Lesson #3: Transparency builds trust
In order for data analysis to be useful for movement work, it has to be trusted. However, in my experience as someone coming from community-level social justice work, it can be really challenging to trust collaborators when they have much less proximity to the issues you are working on. Transparent (and frequent!) communication is an important tool for building and maintaining trust, and is central to the utility of technical work for advocacy.

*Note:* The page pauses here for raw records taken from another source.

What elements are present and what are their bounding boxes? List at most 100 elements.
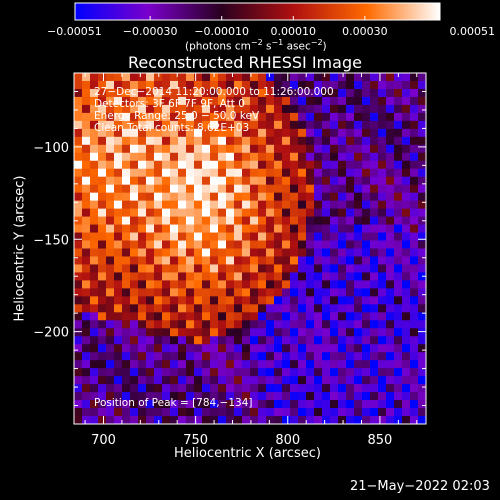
heatmap-cell — [402, 328, 411, 337]
heatmap-cell — [226, 216, 235, 226]
heatmap-cell — [250, 344, 259, 353]
heatmap-cell — [298, 392, 307, 401]
heatmap-cell — [162, 144, 171, 154]
heatmap-cell — [338, 184, 347, 194]
heatmap-cell — [306, 184, 315, 194]
heatmap-cell — [194, 336, 203, 345]
heatmap-cell — [170, 224, 179, 234]
timestamp: 21−May−2022 02:03 — [350, 479, 490, 494]
heatmap-cell — [146, 288, 155, 297]
heatmap-cell — [194, 416, 203, 424]
heatmap-cell — [138, 224, 147, 234]
heatmap-cell — [322, 320, 331, 329]
heatmap-cell — [410, 80, 419, 90]
heatmap-cell — [218, 256, 227, 266]
heatmap-cell — [282, 120, 291, 130]
heatmap-cell — [186, 200, 195, 210]
heatmap-cell — [394, 184, 403, 194]
heatmap-cell — [362, 168, 371, 178]
heatmap-cell — [82, 136, 91, 146]
heatmap-cell — [106, 112, 115, 122]
heatmap-cell — [178, 328, 187, 337]
heatmap-cell — [90, 296, 99, 305]
heatmap-cell — [362, 128, 371, 138]
heatmap-cell — [394, 408, 403, 417]
heatmap-cell — [306, 408, 315, 417]
heatmap-cell — [226, 176, 235, 186]
heatmap-cell — [410, 416, 419, 424]
heatmap-cell — [98, 128, 107, 138]
heatmap-cell — [402, 80, 411, 90]
heatmap-cell — [178, 392, 187, 401]
heatmap-cell — [186, 224, 195, 234]
heatmap-cell — [346, 352, 355, 361]
heatmap-cell — [194, 73, 203, 82]
heatmap-cell — [170, 240, 179, 250]
heatmap-cell — [282, 192, 291, 202]
heatmap-cell — [186, 336, 195, 345]
heatmap-cell — [162, 136, 171, 146]
heatmap-cell — [354, 232, 363, 242]
heatmap-cell — [210, 336, 219, 345]
heatmap-cell — [146, 408, 155, 417]
heatmap-cell — [186, 240, 195, 250]
heatmap-cell — [418, 256, 426, 266]
heatmap-cell — [90, 80, 99, 90]
heatmap-cell — [170, 336, 179, 345]
heatmap-cell — [242, 384, 251, 393]
heatmap-cell — [346, 416, 355, 424]
heatmap-cell — [330, 344, 339, 353]
heatmap-cell — [314, 376, 323, 385]
heatmap-cell — [322, 264, 331, 274]
heatmap-cell — [234, 168, 243, 178]
heatmap-cell — [378, 400, 387, 409]
heatmap-cell — [362, 144, 371, 154]
heatmap-cell — [82, 368, 91, 377]
heatmap-cell — [346, 152, 355, 162]
heatmap-cell — [146, 416, 155, 424]
heatmap-cell — [170, 208, 179, 218]
heatmap-cell — [106, 352, 115, 361]
heatmap-cell — [74, 416, 83, 424]
heatmap-cell — [178, 376, 187, 385]
heatmap-cell — [282, 160, 291, 170]
heatmap-cell — [178, 200, 187, 210]
heatmap-cell — [346, 104, 355, 114]
heatmap-cell — [338, 136, 347, 146]
heatmap-cell — [90, 416, 99, 424]
heatmap-cell — [274, 408, 283, 417]
heatmap-cell — [202, 280, 211, 289]
heatmap-cell — [394, 160, 403, 170]
heatmap-cell — [298, 200, 307, 210]
heatmap-cell — [354, 216, 363, 226]
heatmap-cell — [170, 384, 179, 393]
heatmap-cell — [346, 184, 355, 194]
heatmap-cell — [202, 208, 211, 218]
heatmap-cell — [234, 384, 243, 393]
heatmap-cell — [282, 216, 291, 226]
heatmap-cell — [418, 224, 426, 234]
heatmap-cell — [418, 184, 426, 194]
heatmap-cell — [114, 328, 123, 337]
heatmap-cell — [314, 128, 323, 138]
heatmap-cell — [138, 296, 147, 305]
heatmap-cell — [106, 256, 115, 266]
heatmap-cell — [138, 312, 147, 321]
heatmap-cell — [266, 312, 275, 321]
heatmap-cell — [354, 152, 363, 162]
heatmap-cell — [170, 304, 179, 313]
heatmap-cell — [130, 73, 139, 82]
heatmap-cell — [202, 184, 211, 194]
heatmap-cell — [82, 376, 91, 385]
heatmap-cell — [90, 248, 99, 258]
heatmap-cell — [90, 384, 99, 393]
heatmap-cell — [210, 73, 219, 82]
heatmap-cell — [146, 216, 155, 226]
heatmap-cell — [330, 216, 339, 226]
heatmap-cell — [122, 184, 131, 194]
heatmap-cell — [394, 192, 403, 202]
heatmap-cell — [298, 312, 307, 321]
heatmap-cell — [258, 280, 267, 289]
heatmap-cell — [306, 360, 315, 369]
heatmap-cell — [154, 168, 163, 178]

This is a skill that Ranya, the Affiliate & Advocacy Pod lead, modeled to me repeatedly during my internship. After I led one of my first meetings, she reminded me to make the stakeholders’ options clear and consistently set realistic expectations. Moreover, when the stakeholder comes with ideas, she said to listen, ask clarifying questions, and only after you listen to everyone, do you offer your ideas. This allows us to comprehensively understand their ask, their thought process & their goals, and it ensures that the stakeholder feels heard. This level of respect and transparency helps us share options and solutions, and fosters trust. That foundation of trust is crucial to the success of any project with our stakeholders.
Final Thoughts
The ability of technical work to make a positive impact on movement work is dependent on trust-building and communication. Our power as data analysts is in our capacity for translation — to break down gatekeeping and make data visible to everyone. In “How Policy Hidden in an Algorithm is Threatening Families in This Pennsylvania County”, writers from the ACLU Analytics and Legal teams describe the AFST, a screening tool used by the child welfare agency in Alleghany County, Pennsylvania. The tool uses an algorithm that could result in disparities between Black and non-Black families as well as between households that include a disabled person and those that do not. The article states, “the AFST creators are doing more than math when building a tool. They also have the ability to become shadow policymakers — because unless the practical impact of their design decisions is evaluated and made public, this power can be wielded with little transparency or accountability.”
The example of the AFST represents the discrimination veiled by technical processes and the power of making these processes visible through effective communication. I am so grateful to have had the opportunity to learn from this team, and I am sure I will learn countless additional lessons about translating tech in movement work!